Redeterminations will strengthen Medicaid

States’ pause on removing individuals from Medicaid during the COVID-19 pandemic in exchange for increased federal funding will make the public benefits program stronger, Blum said. States have invested in  technology and fine-tuned their existing eligibility systems, as they resume eligibility checks for the first time in two-and-a-half years. 

“The process has forced states to build better structures that will last much longer than this process,” Blum said. “Eligibility processes have always been a huge challenge for states. We will have stronger Medicaid programs once we finish.”  

At the federal level, CMS fine-tuned Healthcare.gov to automatically populate a user’s information from their Medicaid file to an exchange application. By better connecting technology systems between Medicaid and exchange plans, Blum said he hopes to avoid consumer gaps in coverage.  

States should follow Illinois’ lead

More states should follow Illinois’ lead and pursue amendments that allow public schools to bill Medicaid for health services, Blum said. 

CMS this week approved a state plan amendment to award Illinois additional Medicaid funding to pay for behavioral health, physical therapy, preventative care and other health services for all students enrolled in Medicaid or the Children’s Health Insurance Program, not just those with an Individualized Education Program. CMS has granted similar amendments to 11 other states’ Medicaid programs. 

The state plan amendment also strengthens ties between the Medicaid program and schools as redeterminations resume, Blum said. 

“Schools have much more accurate address, location data than insurance companies,” he said. “It will help with other policy goals we have. It’s a really cool development.”  

CMS is ready to crack down with ‘corrective action’ 

CMS will also be watching for outliers among states that process Medicaid eligibility applications too quickly or slowly, where there are large number of individuals who do not qualify for other coverage, where consumers report long call center wait times and more. In those cases, the agency can, and will, pause states’ ability to remove individuals from Medicaid until they refine their processes, Blum said. 

“Our teams are poised and ready to use that authority if necessary,” he said.  

More oversight is coming

One of CMS’ primary goals is to tinker with its program integrity processes to reflect the reality that the majority of individuals are enrolled in managed care arrangements, either through Medicaid or Medicare Advantage plans. “Our oversight needs to be shifting towards managed care when historically we’ve been doing that through a traditional, fee-for-service system,” Blum said.  

That’s the perspective that led CMS to finalize the Medicare Advantage risk-adjustment data validation rule, which allows the agency to recoup previous overpayments to insurers. It’s what also led CMS to revamp its Medicare Advantage risk-adjustment program, although the changes will be phased in over three years.

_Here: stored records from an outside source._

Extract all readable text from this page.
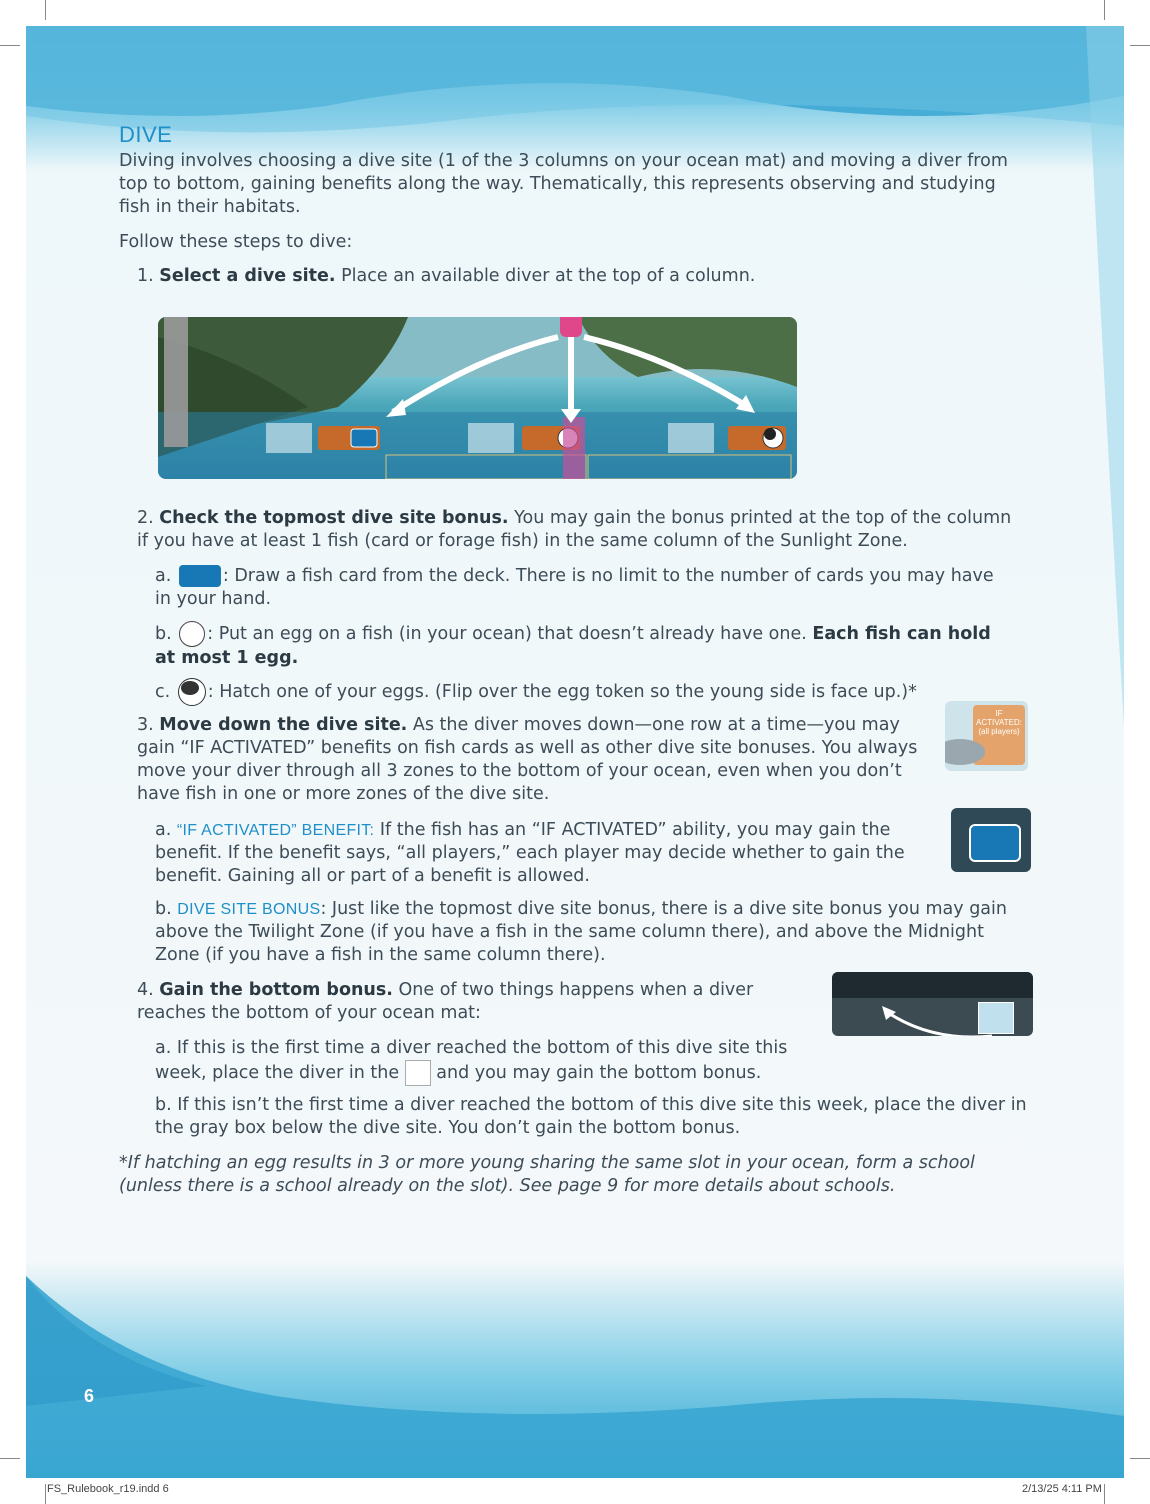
DIVE
Diving involves choosing a dive site (1 of the 3 columns on your ocean mat) and moving a diver from top to bottom, gaining benefits along the way. Thematically, this represents observing and studying fish in their habitats.
Follow these steps to dive:
1. Select a dive site. Place an available diver at the top of a column.
2. Check the topmost dive site bonus. You may gain the bonus printed at the top of the column if you have at least 1 fish (card or forage fish) in the same column of the Sunlight Zone.
a.	: Draw a fish card from the deck. There is no limit to the number of cards you may have in your hand.
b. : Put an egg on a fish (in your ocean) that doesn’t already have one. Each fish can hold at most 1 egg.
c. : Hatch one of your eggs. (Flip over the egg token so the young side is face up.)*
3. Move down the dive site. As the diver moves down—one row at a time—you may gain “IF ACTIVATED” benefits on fish cards as well as other dive site bonuses. You always move your diver through all 3 zones to the bottom of your ocean, even when you don’t have fish in one or more zones of the dive site.
IF ACTIVATED: (all players)
a. “IF ACTIVATED” BENEFIT: If the fish has an “IF ACTIVATED” ability, you may gain the benefit. If the benefit says, “all players,” each player may decide whether to gain the benefit. Gaining all or part of a benefit is allowed.
b. DIVE SITE BONUS: Just like the topmost dive site bonus, there is a dive site bonus you may gain above the Twilight Zone (if you have a fish in the same column there), and above the Midnight Zone (if you have a fish in the same column there).
4. Gain the bottom bonus. One of two things happens when a diver reaches the bottom of your ocean mat:
a. If this is the first time a diver reached the bottom of this dive site this week, place the diver in the  and you may gain the bottom bonus.
b. If this isn’t the first time a diver reached the bottom of this dive site this week, place the diver in the gray box below the dive site. You don’t gain the bottom bonus.
*If hatching an egg results in 3 or more young sharing the same slot in your ocean, form a school (unless there is a school already on the slot). See page 9 for more details about schools.
6
FS_Rulebook_r19.indd 6	2/13/25 4:11 PM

“We don’t disagree,” Blum said, in response to criticism that CMS’ final Medicare Advantage rules do not go far enough in curbing insurers’ excessive profits.  “But we also understand changes need to be carefully calibrated so plans can adjust, so we don’t disrupt premiums and cut benefits rapidly.” 

Revamped star ratings will boost health equity

CMS retooled the Medicare Advantage star ratings program to incentivize insurers to bridge health equity gaps. The agency removed the “reward factor” that gave insurers a bigger bonus if they consistently performed well over time. In its place, CMS this month finalized a plan to establish a health equity index to incentivize plans to build better access to services in healthcare deserts, and offer policies in disadvantaged areas in an effort to improve population health. 

“I would challenge anybody to provide definitive evidence that more enrollment in managed care organizations, more enrollment in the Medicare Advantage program, drives better savings, better outcomes and better quality of care,” Blum said. “It may happen at an individual level, but I would challenge anyone to provide definitive evidence it happens at the full, population level.”